It’s that time again, gardeners and Alaskans. That time of year when I take a gander at the search keywords that lead poor souls to this blog. That time of year when I get to be Sherlock Holmes and ponder the limited evidence and make a deduction (sans dark trench coat, Y chromosome, and hobbling doctor assistant: take that Mr. Cumberbatch!). This will be fun.
1. “golf trinkets and trash” Why not start off with a bang? My first instinct is “huh?” followed closely by “what exactly are golf trinkets?” I imagine some flashy golden tees or argyle golf socks made from cashmere. Or maybe rhinestone encrusted golf balls. Just what is it about my blog that would attract this traffic?
2. ”night fish dip net” What is a night fish? Is it related to a night crawler? Dip netting at night is a good way to a. most likely break some fishing regulations, b. slice off a finger with a filet knife, c. annoy your sleeping dip net compatriots on the beach, or d. all of the above.
3. “pictures of potty kids in the wilderness” This must require some sort of background or understanding of lingo. Otherwise, should I be calling the FBI? This is not that kind of blog. Or (if my first reaction has misunderstood the query badly), use a plastic concessions cup…trust me, it is the best bathroom in the wild short of a wag bag. If you do not know what a wag bag is, you are lucky and not from Alaska.
4. “calamagrostis x acutiflora ‘karl foerster’” Yes. That is the only answer. Five minimum, nine is better. Anything over twelve and I will be your devoted admirer.
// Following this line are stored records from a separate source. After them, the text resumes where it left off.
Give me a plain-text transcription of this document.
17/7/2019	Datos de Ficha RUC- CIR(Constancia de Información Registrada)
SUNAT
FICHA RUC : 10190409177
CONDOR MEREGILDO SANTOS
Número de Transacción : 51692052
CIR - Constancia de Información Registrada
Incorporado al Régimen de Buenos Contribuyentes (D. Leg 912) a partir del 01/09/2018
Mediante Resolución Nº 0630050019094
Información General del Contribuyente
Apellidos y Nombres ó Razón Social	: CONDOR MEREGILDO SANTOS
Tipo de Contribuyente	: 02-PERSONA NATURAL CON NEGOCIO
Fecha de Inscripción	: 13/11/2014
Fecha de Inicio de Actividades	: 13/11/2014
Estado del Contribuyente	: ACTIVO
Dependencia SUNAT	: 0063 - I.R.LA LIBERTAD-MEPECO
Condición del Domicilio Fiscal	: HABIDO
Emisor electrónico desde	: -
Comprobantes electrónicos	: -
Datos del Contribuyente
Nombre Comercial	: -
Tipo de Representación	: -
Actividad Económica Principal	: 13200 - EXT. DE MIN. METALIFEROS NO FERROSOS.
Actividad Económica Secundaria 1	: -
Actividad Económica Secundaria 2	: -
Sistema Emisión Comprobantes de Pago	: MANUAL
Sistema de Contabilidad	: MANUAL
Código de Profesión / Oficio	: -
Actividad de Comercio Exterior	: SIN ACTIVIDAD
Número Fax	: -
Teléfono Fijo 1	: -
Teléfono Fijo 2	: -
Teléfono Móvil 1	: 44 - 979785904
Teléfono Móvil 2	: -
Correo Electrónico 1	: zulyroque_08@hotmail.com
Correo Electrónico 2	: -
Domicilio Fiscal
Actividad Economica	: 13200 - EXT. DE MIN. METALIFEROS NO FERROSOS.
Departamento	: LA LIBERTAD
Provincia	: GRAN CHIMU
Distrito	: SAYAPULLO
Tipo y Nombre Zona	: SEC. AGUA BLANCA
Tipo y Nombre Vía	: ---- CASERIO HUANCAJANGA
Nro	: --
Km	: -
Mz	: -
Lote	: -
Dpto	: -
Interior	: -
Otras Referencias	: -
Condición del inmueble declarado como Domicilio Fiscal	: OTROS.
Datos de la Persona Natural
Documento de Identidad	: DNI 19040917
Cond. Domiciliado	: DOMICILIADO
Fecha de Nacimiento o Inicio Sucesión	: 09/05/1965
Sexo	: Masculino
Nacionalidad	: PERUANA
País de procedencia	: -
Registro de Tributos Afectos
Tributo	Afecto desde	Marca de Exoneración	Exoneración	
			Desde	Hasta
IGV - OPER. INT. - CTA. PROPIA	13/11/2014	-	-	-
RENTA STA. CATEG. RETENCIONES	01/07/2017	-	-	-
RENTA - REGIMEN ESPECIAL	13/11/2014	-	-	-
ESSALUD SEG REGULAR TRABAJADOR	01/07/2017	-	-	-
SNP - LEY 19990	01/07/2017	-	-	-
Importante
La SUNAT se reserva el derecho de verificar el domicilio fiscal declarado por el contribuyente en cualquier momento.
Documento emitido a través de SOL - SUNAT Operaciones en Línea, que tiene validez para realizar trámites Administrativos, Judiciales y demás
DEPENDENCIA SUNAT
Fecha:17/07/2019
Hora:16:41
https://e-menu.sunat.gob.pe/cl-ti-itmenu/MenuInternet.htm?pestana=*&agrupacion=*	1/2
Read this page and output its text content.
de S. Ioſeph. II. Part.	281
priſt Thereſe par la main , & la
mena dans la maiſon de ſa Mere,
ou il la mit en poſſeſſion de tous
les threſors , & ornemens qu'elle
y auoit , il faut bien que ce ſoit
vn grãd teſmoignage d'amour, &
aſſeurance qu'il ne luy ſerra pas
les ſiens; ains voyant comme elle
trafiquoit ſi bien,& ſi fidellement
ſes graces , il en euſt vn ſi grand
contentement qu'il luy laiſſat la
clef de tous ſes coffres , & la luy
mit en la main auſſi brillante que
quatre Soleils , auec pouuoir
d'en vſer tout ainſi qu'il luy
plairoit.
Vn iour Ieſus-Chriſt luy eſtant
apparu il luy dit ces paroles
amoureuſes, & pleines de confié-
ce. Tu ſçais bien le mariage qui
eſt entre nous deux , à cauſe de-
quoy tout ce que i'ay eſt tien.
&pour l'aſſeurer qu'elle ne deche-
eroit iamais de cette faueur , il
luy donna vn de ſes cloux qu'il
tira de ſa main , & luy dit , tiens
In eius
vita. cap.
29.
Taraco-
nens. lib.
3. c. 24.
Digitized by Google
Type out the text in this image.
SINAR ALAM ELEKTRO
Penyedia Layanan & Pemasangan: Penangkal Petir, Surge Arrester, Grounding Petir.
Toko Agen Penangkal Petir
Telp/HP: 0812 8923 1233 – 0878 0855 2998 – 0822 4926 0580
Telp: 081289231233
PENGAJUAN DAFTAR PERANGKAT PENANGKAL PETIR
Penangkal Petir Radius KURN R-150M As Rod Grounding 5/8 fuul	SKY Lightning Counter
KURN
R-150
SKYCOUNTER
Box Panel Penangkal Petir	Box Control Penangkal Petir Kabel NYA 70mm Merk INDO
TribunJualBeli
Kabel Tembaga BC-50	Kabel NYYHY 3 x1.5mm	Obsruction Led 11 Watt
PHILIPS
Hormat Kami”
Just promise me you won’t fertilize or place in more than 1/2 day shade.
5. “music forgot to change their” Their what???? Diapers, front man, tablecloth…help me out here!
6. “bunny boots alaska” Oh, all right. Even though I have written about this before. Pick the black pair unless you are an avid snowmachiner. In that case, the unofficial rule requires you to have the white pair or be endlessly mocked as a newbie or idiot. You’re welcome.
7. “alaska snowfall on trees and free ph…” I may never sleep well again. Free phones, free photos, free phish, free pharmacy technician training (scary!), free phenytoin level, free physical exam. You pick, I’m going for photos.
8. “gardening christmas songs” I may be the only garden blogger to riff on a holiday song (read here). Since I abhor research unless absolutely necessary, I will never know. For early holiday music rage prevention Last Frontier style, read here.
Do you watch or read mysteries? A Sherlock devotee?